The purity of tone that emerges from the trumpet of Roy Hargrove found its metaphorical match in the all-white outfit donned by the young band-leader. His band mates, performing under his aegis for years, pay equal attention to intonation and resonant depth in their playing, which translates into a rewarding 80 minutes of varied strains of jazz.
Hargrove’s latest disc, “Moment to Moment” (Verve), is an all-ballads affair with strings that keeps his fiery quartet obscured by an arresting sonic scrim. From it he played one tune — Jimmy Dorsey’s “I’m Glad There Is You” — that demonstrated his flawless control on the flugelhorn and the ease with which the band can take over a ballad. It’s a considerable stretch from the rest of the evening’s program.
Night two of his stay at L.A.’s Catalina Bar & Grill opened with Frank Lacy’s “Stranded,” a number that Hargrove and alto saxophonist Sherman Irby took on at a furious pace with wild yet precise improvisations. He followed with his own “Style” and again the front line ripped through the changes with penetrating abandon.

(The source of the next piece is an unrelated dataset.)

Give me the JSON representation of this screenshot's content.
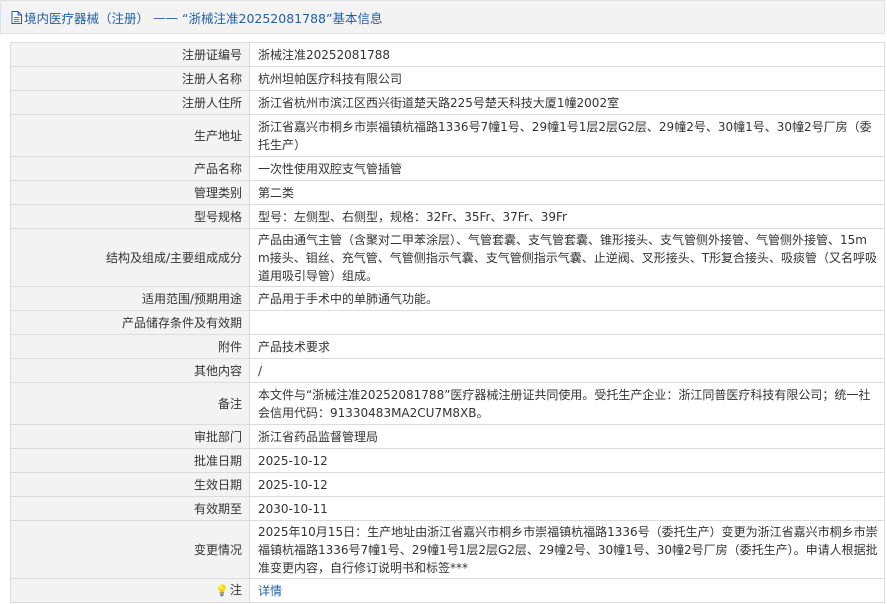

But in both instances, the marvelously articulate pianist Larry Willis altered the course and slowed the ship; his interpretations were a fall evening in New England to the horn player’s hot August sand in Malibu. The perfs turned the compositions into collages of sound rather than predictable embellishments on a theme, a fact embellished by the robust bass playing of Gerald Cannon and the drummer Willie Jones III.

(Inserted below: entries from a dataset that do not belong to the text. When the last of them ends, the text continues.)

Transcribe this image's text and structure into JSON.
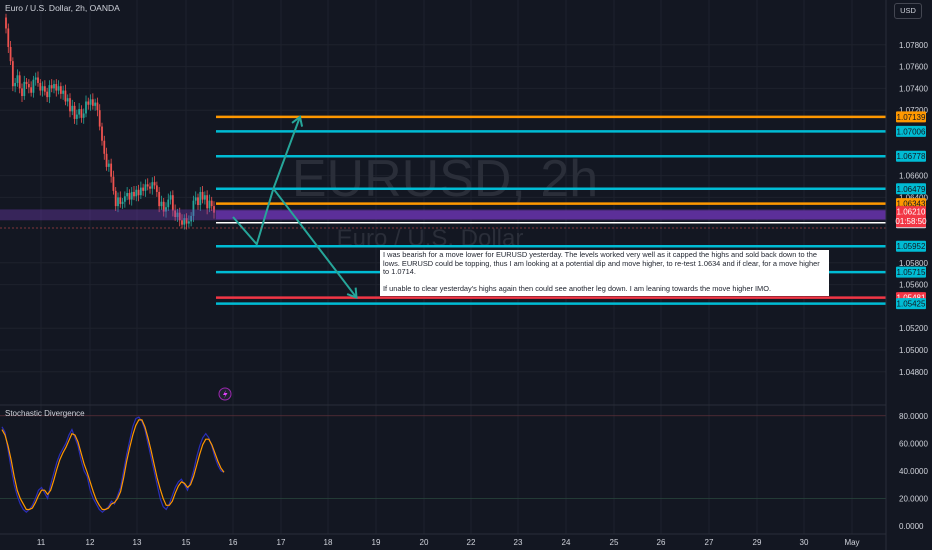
{
  "header": {
    "title": "Euro / U.S. Dollar, 2h, OANDA",
    "currency_button": "USD"
  },
  "watermark": {
    "symbol": "EURUSD, 2h",
    "name": "Euro / U.S. Dollar"
  },
  "annotation": {
    "paragraph1": "I was bearish for a move lower for EURUSD yesterday. The levels worked very well as it capped the highs and sold back down to the lows. EURUSD could be topping, thus I am looking at a potential dip and move higher, to re-test 1.0634 and if clear, for a move higher to 1.0714.",
    "paragraph2": "If unable to clear yesterday's highs again then could see another leg down. I am leaning towards the move higher IMO."
  },
  "oscillator": {
    "title": "Stochastic Divergence"
  },
  "colors": {
    "background": "#131722",
    "up": "#26a69a",
    "down": "#ef5350",
    "cyan": "#00bcd4",
    "orange": "#ff9800",
    "red": "#f23645",
    "purple": "#7b3fc4",
    "grid": "#1e222d",
    "stoch_k": "#2a2eb8",
    "stoch_d": "#ff9800"
  },
  "chart_data": {
    "type": "candlestick",
    "title": "Euro / U.S. Dollar, 2h, OANDA",
    "ylim": [
      1.0465,
      1.0815
    ],
    "y_ticks": [
      "1.07800",
      "1.07600",
      "1.07400",
      "1.07200",
      "1.06600",
      "1.06400",
      "1.05800",
      "1.05600",
      "1.05200",
      "1.05000",
      "1.04800"
    ],
    "x_ticks": [
      "11",
      "12",
      "13",
      "15",
      "16",
      "17",
      "18",
      "19",
      "20",
      "22",
      "23",
      "24",
      "25",
      "26",
      "27",
      "29",
      "30",
      "May",
      "2",
      "3",
      "4",
      "6"
    ],
    "last_close": 1.0621,
    "candles_close": [
      1.0795,
      1.0778,
      1.0765,
      1.0742,
      1.0745,
      1.0752,
      1.074,
      1.0733,
      1.0746,
      1.0744,
      1.0741,
      1.0736,
      1.0748,
      1.075,
      1.0745,
      1.0738,
      1.0742,
      1.0737,
      1.0732,
      1.0743,
      1.074,
      1.0744,
      1.0738,
      1.0742,
      1.0735,
      1.0738,
      1.0728,
      1.0731,
      1.0719,
      1.0724,
      1.0712,
      1.0716,
      1.0721,
      1.0713,
      1.0717,
      1.0728,
      1.0725,
      1.073,
      1.0724,
      1.0727,
      1.072,
      1.0705,
      1.0692,
      1.068,
      1.0668,
      1.0671,
      1.0659,
      1.0646,
      1.0632,
      1.064,
      1.0634,
      1.0636,
      1.0641,
      1.0644,
      1.0638,
      1.0645,
      1.0641,
      1.0647,
      1.0642,
      1.0649,
      1.0646,
      1.0652,
      1.065,
      1.0648,
      1.0654,
      1.0651,
      1.0645,
      1.0632,
      1.0636,
      1.0627,
      1.0631,
      1.0638,
      1.0642,
      1.0628,
      1.0622,
      1.0626,
      1.0619,
      1.0615,
      1.0621,
      1.0616,
      1.0618,
      1.0623,
      1.0637,
      1.064,
      1.0633,
      1.0645,
      1.0638,
      1.0642,
      1.063,
      1.0637,
      1.0632,
      1.0626
    ],
    "horizontal_levels": [
      {
        "value": 1.07139,
        "label": "1.07139",
        "color": "orange"
      },
      {
        "value": 1.07006,
        "label": "1.07006",
        "color": "cyan"
      },
      {
        "value": 1.06778,
        "label": "1.06778",
        "color": "cyan"
      },
      {
        "value": 1.06479,
        "label": "1.06479",
        "color": "cyan"
      },
      {
        "value": 1.06343,
        "label": "1.06343",
        "color": "orange"
      },
      {
        "value": 1.06168,
        "label": "1.06168",
        "color": "white"
      },
      {
        "value": 1.05952,
        "label": "1.05952",
        "color": "cyan"
      },
      {
        "value": 1.05715,
        "label": "1.05715",
        "color": "cyan"
      },
      {
        "value": 1.05481,
        "label": "1.05481",
        "color": "red"
      },
      {
        "value": 1.05425,
        "label": "1.05425",
        "color": "cyan"
      }
    ],
    "purple_zone": [
      1.0619,
      1.0629
    ],
    "price_tag": {
      "price": "1.06210",
      "time": "01:58:50"
    },
    "scenario_paths": [
      {
        "direction": "up",
        "points": [
          [
            1.0622,
            "17"
          ],
          [
            1.0597,
            "17.5"
          ],
          [
            1.0648,
            "17.85"
          ],
          [
            1.07139,
            "18.4"
          ]
        ]
      },
      {
        "direction": "down",
        "points": [
          [
            1.0648,
            "17.85"
          ],
          [
            1.05481,
            "19.6"
          ]
        ]
      }
    ],
    "oscillator": {
      "name": "Stochastic Divergence",
      "ylim": [
        0,
        80
      ],
      "y_ticks": [
        "80.0000",
        "60.0000",
        "40.0000",
        "20.0000",
        "0.0000"
      ],
      "k": [
        72,
        68,
        55,
        42,
        30,
        22,
        16,
        12,
        10,
        12,
        15,
        20,
        26,
        28,
        24,
        20,
        30,
        38,
        46,
        52,
        56,
        60,
        66,
        70,
        64,
        58,
        48,
        40,
        36,
        26,
        20,
        16,
        12,
        10,
        12,
        14,
        18,
        16,
        22,
        28,
        40,
        52,
        62,
        72,
        78,
        79,
        76,
        70,
        60,
        50,
        40,
        30,
        20,
        14,
        12,
        16,
        22,
        28,
        32,
        34,
        30,
        26,
        32,
        40,
        50,
        58,
        64,
        67,
        64,
        58,
        50,
        44,
        40,
        39
      ],
      "d": [
        70,
        66,
        58,
        48,
        36,
        26,
        20,
        16,
        12,
        12,
        13,
        17,
        22,
        26,
        26,
        23,
        26,
        33,
        41,
        48,
        53,
        57,
        62,
        67,
        66,
        61,
        53,
        45,
        39,
        32,
        25,
        19,
        15,
        12,
        12,
        13,
        16,
        17,
        20,
        25,
        35,
        47,
        57,
        66,
        73,
        77,
        77,
        72,
        64,
        55,
        45,
        35,
        27,
        20,
        15,
        15,
        18,
        24,
        29,
        32,
        31,
        28,
        30,
        36,
        44,
        52,
        59,
        63,
        63,
        59,
        53,
        47,
        42,
        39
      ]
    }
  }
}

Hargrove has spread his wings well with his last two projects — a “with strings” album that harkens back to the mid-’50s experiment of the great Clifford Brown, and the Cuba-inspired “Habana” from 1997 — and his recent appearance on the new album from the rapper Common.
He was among the young lions of the 1980s who were handed the baton regardless of whether they were ready to command the stage; in the last six years, he has emerged as not a contender but a definite champ as well.